Because of the changes, WDFW soon will hold the last cash prize drawing for anglers who turn in the heads from chinook caught last November and December.
In the past WDFW held the drawings to encourage anglers to turn in fish heads that contained coded wire tags bearing information about the fish's hatchery or stream of origin.
Now instead, WDFW samplers will contact salmon anglers in the field, passing electronic "wands" over chinook catches to detect the presence of the small (1/25th of an inch) coded wire tags. When tags are detected, those salmon heads will be collected and sent to WDFW laboratories for data recording.
The same technique already is being used to detect coded wire tags in coho salmon catches. The reward system for voluntary coho salmon head recovery was discontinued in 1998.
In the past, anglers could identify which salmon heads to turn in because fish implanted with coded wire tags were marked by the removal of the small adipose fin on the fish's lower back. WDFW laboratory technicians removed the coded wire tags from fish heads that were returned, read the tag data under microscopes and collected the information to reconstruct a "snapshot" of the size and composition of a particular year's returning salmon run.

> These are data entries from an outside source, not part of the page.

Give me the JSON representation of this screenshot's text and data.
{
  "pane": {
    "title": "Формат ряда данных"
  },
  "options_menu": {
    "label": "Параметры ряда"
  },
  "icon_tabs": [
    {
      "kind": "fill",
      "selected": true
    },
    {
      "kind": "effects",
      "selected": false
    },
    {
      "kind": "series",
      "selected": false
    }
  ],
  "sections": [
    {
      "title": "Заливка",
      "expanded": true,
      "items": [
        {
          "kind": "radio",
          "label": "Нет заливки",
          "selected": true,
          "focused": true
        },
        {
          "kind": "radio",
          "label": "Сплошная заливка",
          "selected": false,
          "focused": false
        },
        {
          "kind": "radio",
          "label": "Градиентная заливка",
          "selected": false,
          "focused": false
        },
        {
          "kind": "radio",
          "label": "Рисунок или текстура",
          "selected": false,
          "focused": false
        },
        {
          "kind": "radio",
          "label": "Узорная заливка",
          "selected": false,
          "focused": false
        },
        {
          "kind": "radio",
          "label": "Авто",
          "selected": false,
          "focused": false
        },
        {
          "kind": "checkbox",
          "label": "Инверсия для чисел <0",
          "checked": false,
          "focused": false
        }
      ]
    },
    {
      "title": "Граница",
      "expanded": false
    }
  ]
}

In recent years, however, fin-clip marking has been much more broadly used. Instead of being reserved only for fish implanted with coded wire tags, now millions of hatchery-produced chinook and coho are marked for future selective fishing– allowing anglers to distinguish catchable, hatchery salmon from protected wild stocks that must be released.
Mass marking of state hatchery chinook began in 1999, with coho mass marking starting several years earlier. Last year, WDFW marked some 30 million of each species. The first mass-marked chinook will return to Washington waters this year, necessitating the change in the way chinook heads are checked for coded wire tags.

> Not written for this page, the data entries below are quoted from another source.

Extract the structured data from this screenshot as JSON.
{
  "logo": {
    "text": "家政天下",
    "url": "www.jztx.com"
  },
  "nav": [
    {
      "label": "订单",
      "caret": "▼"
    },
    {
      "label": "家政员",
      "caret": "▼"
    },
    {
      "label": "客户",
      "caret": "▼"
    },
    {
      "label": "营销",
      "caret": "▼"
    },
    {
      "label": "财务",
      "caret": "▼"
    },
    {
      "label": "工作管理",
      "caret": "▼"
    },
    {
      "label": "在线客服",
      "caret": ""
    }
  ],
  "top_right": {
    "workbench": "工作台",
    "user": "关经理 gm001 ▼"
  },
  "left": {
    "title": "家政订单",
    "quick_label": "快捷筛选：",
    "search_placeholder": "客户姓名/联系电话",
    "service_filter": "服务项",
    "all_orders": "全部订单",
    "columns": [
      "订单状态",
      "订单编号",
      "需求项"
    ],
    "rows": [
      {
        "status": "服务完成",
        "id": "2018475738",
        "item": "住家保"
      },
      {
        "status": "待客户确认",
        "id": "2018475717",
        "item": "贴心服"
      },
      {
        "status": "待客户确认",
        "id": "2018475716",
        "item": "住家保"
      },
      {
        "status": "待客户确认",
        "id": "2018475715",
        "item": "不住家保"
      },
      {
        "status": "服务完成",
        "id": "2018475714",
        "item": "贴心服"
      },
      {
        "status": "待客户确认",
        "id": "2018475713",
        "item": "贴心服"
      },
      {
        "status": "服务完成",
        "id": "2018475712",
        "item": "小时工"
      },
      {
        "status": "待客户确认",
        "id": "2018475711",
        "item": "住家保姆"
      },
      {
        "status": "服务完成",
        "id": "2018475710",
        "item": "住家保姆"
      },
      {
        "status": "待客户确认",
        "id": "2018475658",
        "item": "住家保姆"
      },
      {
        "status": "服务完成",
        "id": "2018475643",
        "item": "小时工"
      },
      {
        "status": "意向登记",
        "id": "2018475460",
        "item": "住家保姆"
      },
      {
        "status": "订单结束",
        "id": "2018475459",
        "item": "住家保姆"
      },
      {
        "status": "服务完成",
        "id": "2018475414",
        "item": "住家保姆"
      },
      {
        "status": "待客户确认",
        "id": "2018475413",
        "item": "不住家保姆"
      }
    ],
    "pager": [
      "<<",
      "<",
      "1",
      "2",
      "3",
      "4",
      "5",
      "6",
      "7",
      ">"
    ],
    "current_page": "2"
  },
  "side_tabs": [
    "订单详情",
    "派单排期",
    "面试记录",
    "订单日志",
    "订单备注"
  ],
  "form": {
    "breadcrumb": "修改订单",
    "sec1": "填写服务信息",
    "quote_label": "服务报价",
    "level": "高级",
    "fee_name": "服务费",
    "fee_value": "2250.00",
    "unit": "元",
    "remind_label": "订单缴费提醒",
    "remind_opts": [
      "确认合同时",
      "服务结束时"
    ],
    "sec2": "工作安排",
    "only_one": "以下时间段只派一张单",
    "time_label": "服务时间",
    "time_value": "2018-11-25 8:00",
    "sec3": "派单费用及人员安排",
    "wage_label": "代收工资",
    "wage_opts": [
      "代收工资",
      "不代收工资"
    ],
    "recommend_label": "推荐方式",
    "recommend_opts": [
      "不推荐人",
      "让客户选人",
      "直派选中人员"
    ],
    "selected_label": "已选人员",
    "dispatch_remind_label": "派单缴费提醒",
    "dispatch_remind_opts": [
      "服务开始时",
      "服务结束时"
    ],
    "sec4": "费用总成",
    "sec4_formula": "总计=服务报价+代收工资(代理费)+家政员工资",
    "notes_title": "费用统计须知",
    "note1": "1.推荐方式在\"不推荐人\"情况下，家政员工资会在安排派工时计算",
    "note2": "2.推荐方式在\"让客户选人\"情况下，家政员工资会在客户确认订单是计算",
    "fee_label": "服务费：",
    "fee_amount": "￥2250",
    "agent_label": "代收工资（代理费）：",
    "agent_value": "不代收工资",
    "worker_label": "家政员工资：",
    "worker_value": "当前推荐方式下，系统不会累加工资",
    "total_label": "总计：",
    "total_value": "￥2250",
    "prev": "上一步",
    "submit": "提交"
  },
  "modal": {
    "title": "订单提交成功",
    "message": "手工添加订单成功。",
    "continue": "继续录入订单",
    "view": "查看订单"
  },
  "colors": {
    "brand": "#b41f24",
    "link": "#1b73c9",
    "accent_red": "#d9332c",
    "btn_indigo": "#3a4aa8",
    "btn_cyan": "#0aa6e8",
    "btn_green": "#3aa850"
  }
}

With millions of marked salmon in the water, the task of checking all fin-clipped fish for the presence of coded wire tags would be overwhelming. WDFW biologists would have had to process thousands, rather than hundreds, of fish heads— the vast majority of which would not contain the coded wire tags they sought. With the electronic wand detection method, however, only those salmon heads containing the tags will be collected.